Words made famous by Mr. Spock, First Officer and Science Officer aboard the Starship Enterprise. Chief Engineer Scott may have been my favorite character in the Star Trek series, but Spock, played by the inimitable Leonard Nimoy, was the most interesting. Half Human, half Vulcan, Spock fought a continuous internal battle against his emotions, always trying to suppress his Human half and be the quintessential Vulcan — coldly logical and detached. Most of the time, he succeeded. On rare occasions, though, his impassive exterior cracked with powerful results.
What Trek fan can watch with dry eye Spock’s farewell to Captain Kirk as he gives his life to save the Enterprise at the end of Star Trek II: The Wrath of Kahn? I know I can’t.
My favorite emotional moment of Spock’s is at the end of Amok Time, an episode from the original series in which Spock is pitted against Kirk in a battle to the death. While not in his right mind, Spock kills Kirk. Once the battle is over and Spock is thinking clearly again, he realizes he’s just killed his captain and his best friend, and he prepares to turn himself in for court-martial.

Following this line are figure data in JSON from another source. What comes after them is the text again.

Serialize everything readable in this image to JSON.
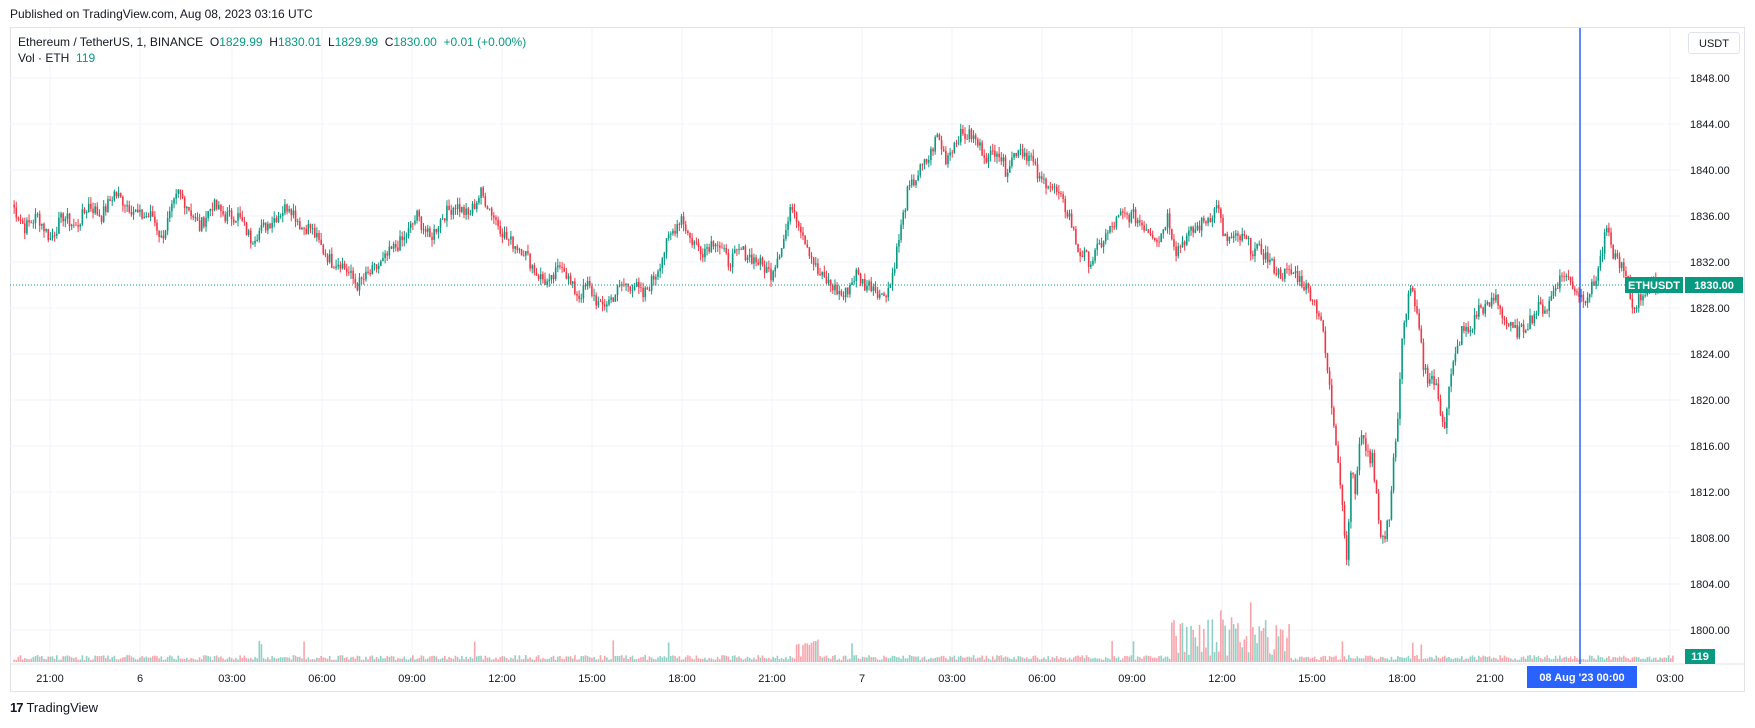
{
  "header": {
    "published": "Published on TradingView.com, Aug 08, 2023 03:16 UTC"
  },
  "legend": {
    "symbol": "Ethereum / TetherUS, 1, BINANCE",
    "o_label": "O",
    "o_value": "1829.99",
    "h_label": "H",
    "h_value": "1830.01",
    "l_label": "L",
    "l_value": "1829.99",
    "c_label": "C",
    "c_value": "1830.00",
    "change": "+0.01 (+0.00%)",
    "vol_label": "Vol · ETH",
    "vol_value": "119"
  },
  "currency_button": "USDT",
  "footer": {
    "logo_text": "TradingView",
    "logo_mark": "17"
  },
  "colors": {
    "up": "#089981",
    "down": "#f23645",
    "grid": "#f0f3fa",
    "crosshair": "#2962ff",
    "last_price": "#089981"
  },
  "chart_data": {
    "type": "candlestick",
    "title": "Ethereum / TetherUS, 1, BINANCE",
    "ylim": [
      1796,
      1851
    ],
    "y_ticks": [
      "1800.00",
      "1804.00",
      "1808.00",
      "1812.00",
      "1816.00",
      "1820.00",
      "1824.00",
      "1828.00",
      "1832.00",
      "1836.00",
      "1840.00",
      "1844.00",
      "1848.00"
    ],
    "x_ticks": [
      "21:00",
      "6",
      "03:00",
      "06:00",
      "09:00",
      "12:00",
      "15:00",
      "18:00",
      "21:00",
      "7",
      "03:00",
      "06:00",
      "09:00",
      "12:00",
      "15:00",
      "18:00",
      "21:00",
      "08 Aug '23  00:00",
      "03:00"
    ],
    "last_price": {
      "symbol": "ETHUSDT",
      "value": 1830.0,
      "label": "1830.00"
    },
    "volume_last_label": "119",
    "crosshair_label": "08 Aug '23  00:00",
    "price_path": [
      [
        0,
        1837
      ],
      [
        6,
        1835
      ],
      [
        12,
        1836
      ],
      [
        18,
        1834
      ],
      [
        24,
        1836
      ],
      [
        30,
        1835
      ],
      [
        36,
        1837
      ],
      [
        42,
        1836
      ],
      [
        48,
        1838
      ],
      [
        54,
        1837
      ],
      [
        60,
        1836
      ],
      [
        66,
        1836
      ],
      [
        70,
        1834
      ],
      [
        74,
        1836
      ],
      [
        78,
        1838
      ],
      [
        82,
        1837
      ],
      [
        88,
        1835
      ],
      [
        94,
        1837
      ],
      [
        100,
        1836
      ],
      [
        106,
        1836
      ],
      [
        112,
        1834
      ],
      [
        118,
        1835
      ],
      [
        124,
        1836
      ],
      [
        130,
        1837
      ],
      [
        136,
        1835
      ],
      [
        140,
        1835
      ],
      [
        146,
        1833
      ],
      [
        150,
        1832
      ],
      [
        154,
        1832
      ],
      [
        158,
        1831
      ],
      [
        162,
        1830
      ],
      [
        168,
        1831
      ],
      [
        174,
        1832
      ],
      [
        178,
        1833
      ],
      [
        184,
        1834
      ],
      [
        190,
        1836
      ],
      [
        196,
        1834
      ],
      [
        202,
        1836
      ],
      [
        208,
        1837
      ],
      [
        214,
        1836
      ],
      [
        220,
        1838
      ],
      [
        226,
        1836
      ],
      [
        232,
        1834
      ],
      [
        240,
        1833
      ],
      [
        246,
        1831
      ],
      [
        252,
        1830
      ],
      [
        258,
        1832
      ],
      [
        262,
        1830
      ],
      [
        266,
        1829
      ],
      [
        270,
        1830
      ],
      [
        276,
        1828
      ],
      [
        282,
        1829
      ],
      [
        286,
        1830
      ],
      [
        292,
        1830
      ],
      [
        296,
        1829
      ],
      [
        302,
        1831
      ],
      [
        308,
        1834
      ],
      [
        314,
        1836
      ],
      [
        318,
        1834
      ],
      [
        324,
        1833
      ],
      [
        330,
        1834
      ],
      [
        336,
        1832
      ],
      [
        342,
        1833
      ],
      [
        350,
        1832
      ],
      [
        356,
        1831
      ],
      [
        362,
        1834
      ],
      [
        366,
        1837
      ],
      [
        372,
        1834
      ],
      [
        378,
        1831
      ],
      [
        384,
        1830
      ],
      [
        390,
        1829
      ],
      [
        396,
        1831
      ],
      [
        400,
        1830
      ],
      [
        404,
        1830
      ],
      [
        408,
        1829
      ],
      [
        412,
        1830
      ],
      [
        416,
        1834
      ],
      [
        420,
        1838
      ],
      [
        426,
        1840
      ],
      [
        430,
        1841
      ],
      [
        434,
        1843
      ],
      [
        438,
        1841
      ],
      [
        444,
        1843
      ],
      [
        450,
        1843
      ],
      [
        454,
        1842
      ],
      [
        458,
        1841
      ],
      [
        462,
        1842
      ],
      [
        466,
        1840
      ],
      [
        472,
        1842
      ],
      [
        478,
        1841
      ],
      [
        482,
        1839
      ],
      [
        486,
        1839
      ],
      [
        490,
        1838
      ],
      [
        496,
        1836
      ],
      [
        500,
        1833
      ],
      [
        506,
        1832
      ],
      [
        512,
        1834
      ],
      [
        516,
        1835
      ],
      [
        520,
        1836
      ],
      [
        526,
        1836
      ],
      [
        532,
        1835
      ],
      [
        538,
        1834
      ],
      [
        542,
        1836
      ],
      [
        546,
        1833
      ],
      [
        550,
        1834
      ],
      [
        556,
        1835
      ],
      [
        562,
        1836
      ],
      [
        566,
        1837
      ],
      [
        568,
        1834
      ],
      [
        574,
        1834
      ],
      [
        578,
        1834
      ],
      [
        582,
        1833
      ],
      [
        586,
        1833
      ],
      [
        590,
        1832
      ],
      [
        594,
        1831
      ],
      [
        598,
        1831
      ],
      [
        602,
        1831
      ],
      [
        606,
        1830
      ],
      [
        610,
        1829
      ],
      [
        612,
        1828
      ],
      [
        614,
        1827
      ],
      [
        616,
        1824
      ],
      [
        618,
        1821
      ],
      [
        620,
        1818
      ],
      [
        622,
        1815
      ],
      [
        624,
        1811
      ],
      [
        626,
        1806
      ],
      [
        628,
        1814
      ],
      [
        630,
        1812
      ],
      [
        632,
        1816
      ],
      [
        634,
        1817
      ],
      [
        636,
        1815
      ],
      [
        638,
        1815
      ],
      [
        640,
        1812
      ],
      [
        642,
        1808
      ],
      [
        644,
        1808
      ],
      [
        646,
        1810
      ],
      [
        648,
        1815
      ],
      [
        650,
        1818
      ],
      [
        652,
        1825
      ],
      [
        654,
        1828
      ],
      [
        656,
        1830
      ],
      [
        658,
        1828
      ],
      [
        660,
        1826
      ],
      [
        662,
        1823
      ],
      [
        664,
        1822
      ],
      [
        666,
        1822
      ],
      [
        668,
        1821
      ],
      [
        670,
        1819
      ],
      [
        672,
        1818
      ],
      [
        674,
        1821
      ],
      [
        676,
        1823
      ],
      [
        680,
        1826
      ],
      [
        684,
        1826
      ],
      [
        688,
        1828
      ],
      [
        692,
        1828
      ],
      [
        696,
        1829
      ],
      [
        700,
        1827
      ],
      [
        704,
        1826
      ],
      [
        708,
        1826
      ],
      [
        712,
        1827
      ],
      [
        716,
        1828
      ],
      [
        720,
        1828
      ],
      [
        724,
        1830
      ],
      [
        728,
        1831
      ],
      [
        732,
        1830
      ],
      [
        736,
        1829
      ],
      [
        738,
        1829
      ],
      [
        742,
        1830
      ],
      [
        746,
        1833
      ],
      [
        748,
        1835
      ],
      [
        750,
        1833
      ],
      [
        754,
        1832
      ],
      [
        758,
        1830
      ],
      [
        760,
        1828
      ],
      [
        764,
        1829
      ],
      [
        768,
        1830
      ],
      [
        772,
        1830
      ],
      [
        780,
        1830
      ]
    ]
  }
}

The moment he discovers Captain Kirk is alive, Spock’s emotional reaction is priceless.
Leonard Nimoy played the character of Spock for almost fifty years. His final performance as the Vulcan came in the 2013 movie, Star Trek: Into Darkness. He transformed Spock into an unforgettable character, a cultural icon whose words, Live long and prosper, and whose hand raised with his fingers split in a V are instantly recognizable. No one else could ever be Mr. Spock.